When students contract an infectious disease that can be spread through casual contact, they should immediately report it to the campus Health Services Director. If the campus Health Services Director is unavailable, they should report it to the campus Chief Student Affairs Administrator. If the Student Affairs office is closed, they should report it to the campus Public Safety office. When employees contract an infectious disease that can be spread through casual contact, they should immediately report it to the Director of Human Resources, who is responsible for reporting it to the campus Health Services Director. If the Human Resources office is closed, they should report it to the campus Public Safety office. Employees should also inform their supervisor or department chair.
When a child in the campus Child Care Center contracts an infectious disease, the Child Care Center Director should report it to the campus Health Services Director and to the campus Chief Student Affairs Administrator. If the campus Health Services Director is unavailable and the Student Affairs office is closed, the Child Care Center Director should report it to the campus Public Safety office.
The campus Public Safety office should report cases involving students to the campus Chief Student Affairs Administrator, cases involving employees to the Director of Human Resources, and cases involving a child in the campus Child Care Center to the Health Services Director and to the Chief Student Affairs Administrator.

Please note the following information for the Graduate Center:

• Director of the Wellness Center – Robert Hatcher
Room 6425, 212-817-7029, rhatcher@gc.cuny.edu

• VP for Student Affairs – Matthew Schoengood
Room 7301, 212-817-7400, mschoengood@gc.cuny.edu

• Executive Director of Human Resources – David Boxill
Room 8403, 212-817-7706, dboxill@gc.cuny.edu

• Deputy Director of Human Resources – Juliet Montes
Room 8403, 212-817-7700, jmontes@gc.cuny.edu

• Director of Security & Public Safety – John Flaherty
Room 9117, 212-817-7761, jflaherty@gc.cuny.edu

Reporting should include as much information as possible, including:

  • names of the individuals involved
  • all available contact information for the individuals involved:
    • phone numbers (e.g., cell, home, office)
  • e-mail address(es)
  • emergency contact information
    • student information (if applicable):
  • classes
  • clubs
  • residence hall room numbers
  • friends and/or faculty members and their respective contact information
    • the date and time of the following:
  • diagnosis and/or symptoms
  • treatment
  • campus notification

Members of the University community who become aware of a student or an employee who has contracted an infectious disease that can be spread through casual contact are also encouraged to contact the campus Health Services Director or the Director of Human Resources, as appropriate, with that information.
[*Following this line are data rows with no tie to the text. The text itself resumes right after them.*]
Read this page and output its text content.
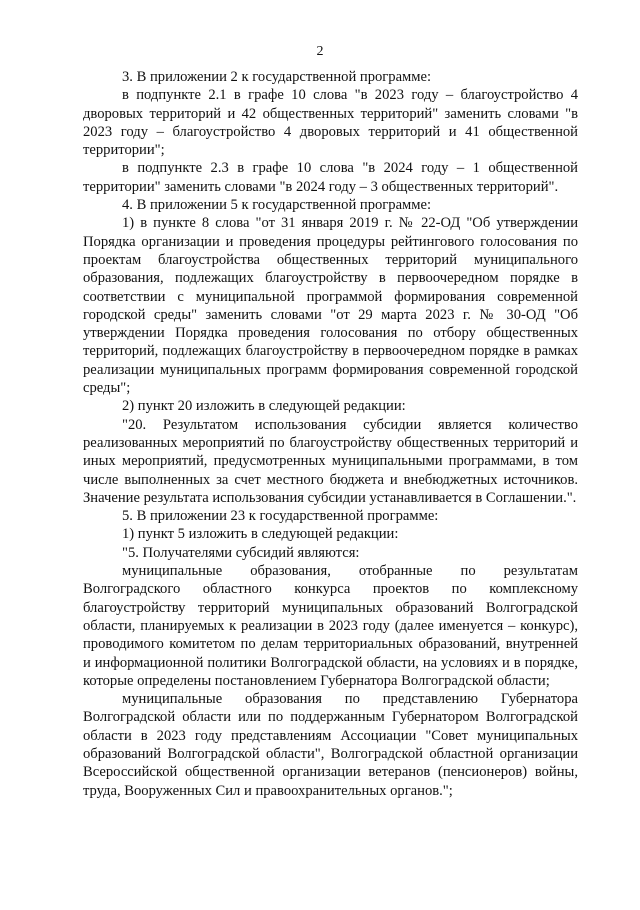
2

3. В приложении 2 к государственной программе:

в подпункте 2.1 в графе 10 слова "в 2023 году – благоустройство 4 дворовых территорий и 42 общественных территорий" заменить словами "в 2023 году – благоустройство 4 дворовых территорий и 41 общественной территории";

в подпункте 2.3 в графе 10 слова "в 2024 году – 1 общественной территории" заменить словами "в 2024 году – 3 общественных территорий".

4. В приложении 5 к государственной программе:

1) в пункте 8 слова "от 31 января 2019 г. № 22-ОД "Об утверждении Порядка организации и проведения процедуры рейтингового голосования по проектам благоустройства общественных территорий муниципального образования, подлежащих благоустройству в первоочередном порядке в соответствии с муниципальной программой формирования современной городской среды" заменить словами "от 29 марта 2023 г. № 30-ОД "Об утверждении Порядка проведения голосования по отбору общественных территорий, подлежащих благоустройству в первоочередном порядке в рамках реализации муниципальных программ формирования современной городской среды";

2) пункт 20 изложить в следующей редакции:

"20. Результатом использования субсидии является количество реализованных мероприятий по благоустройству общественных территорий и иных мероприятий, предусмотренных муниципальными программами, в том числе выполненных за счет местного бюджета и внебюджетных источников. Значение результата использования субсидии устанавливается в Соглашении.".

5. В приложении 23 к государственной программе:

1) пункт 5 изложить в следующей редакции:

"5. Получателями субсидий являются:

муниципальные образования, отобранные по результатам Волгоградского областного конкурса проектов по комплексному благоустройству территорий муниципальных образований Волгоградской области, планируемых к реализации в 2023 году (далее именуется – конкурс), проводимого комитетом по делам территориальных образований, внутренней и информационной политики Волгоградской области, на условиях и в порядке, которые определены постановлением Губернатора Волгоградской области;

муниципальные образования по представлению Губернатора Волгоградской области или по поддержанным Губернатором Волгоградской области в 2023 году представлениям Ассоциации "Совет муниципальных образований Волгоградской области", Волгоградской областной организации Всероссийской общественной организации ветеранов (пенсионеров) войны, труда, Вооруженных Сил и правоохранительных органов.";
The campus Health Services Director is responsible for notifying the NYC Department of Health and Mental Hygiene (as required), and other appropriate campus officials via e-mail or phone, and for notifying the University Director of Environmental, Health, Safety, and Risk Management and the University Director of Mental Health and Wellness Services via e-mail to healthreporting@mail.cuny.edu. If the Health Services Director is unavailable, the Chief Student Affairs Administrator is responsible for cases involving students and the Director of Human Resources is responsible for cases involving employees.
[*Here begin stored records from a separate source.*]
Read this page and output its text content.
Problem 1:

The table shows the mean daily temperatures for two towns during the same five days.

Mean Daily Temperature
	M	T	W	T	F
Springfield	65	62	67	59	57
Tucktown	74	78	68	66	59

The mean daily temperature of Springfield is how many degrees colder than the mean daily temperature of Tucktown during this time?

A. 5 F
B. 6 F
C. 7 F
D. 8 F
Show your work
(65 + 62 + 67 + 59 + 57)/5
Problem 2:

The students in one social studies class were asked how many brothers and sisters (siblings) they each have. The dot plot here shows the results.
Confidentiality of personal information, including medical information and the name of the individual, must be respected to the fullest extent possible. Such information shall be disclosed only on a need-to-know basis.
If contact tracking is required, the campus Health Services Director is responsible for coordinating with NYC Department of Health and Mental Hygiene, the campus Registrar and the Chief Student Affairs Administrator, for students, or the Director of Human Resources, for employees. Once contact tracking is complete, or if contact tracking is not required, the campus Health Services Director must document the tracking or the decision not to track.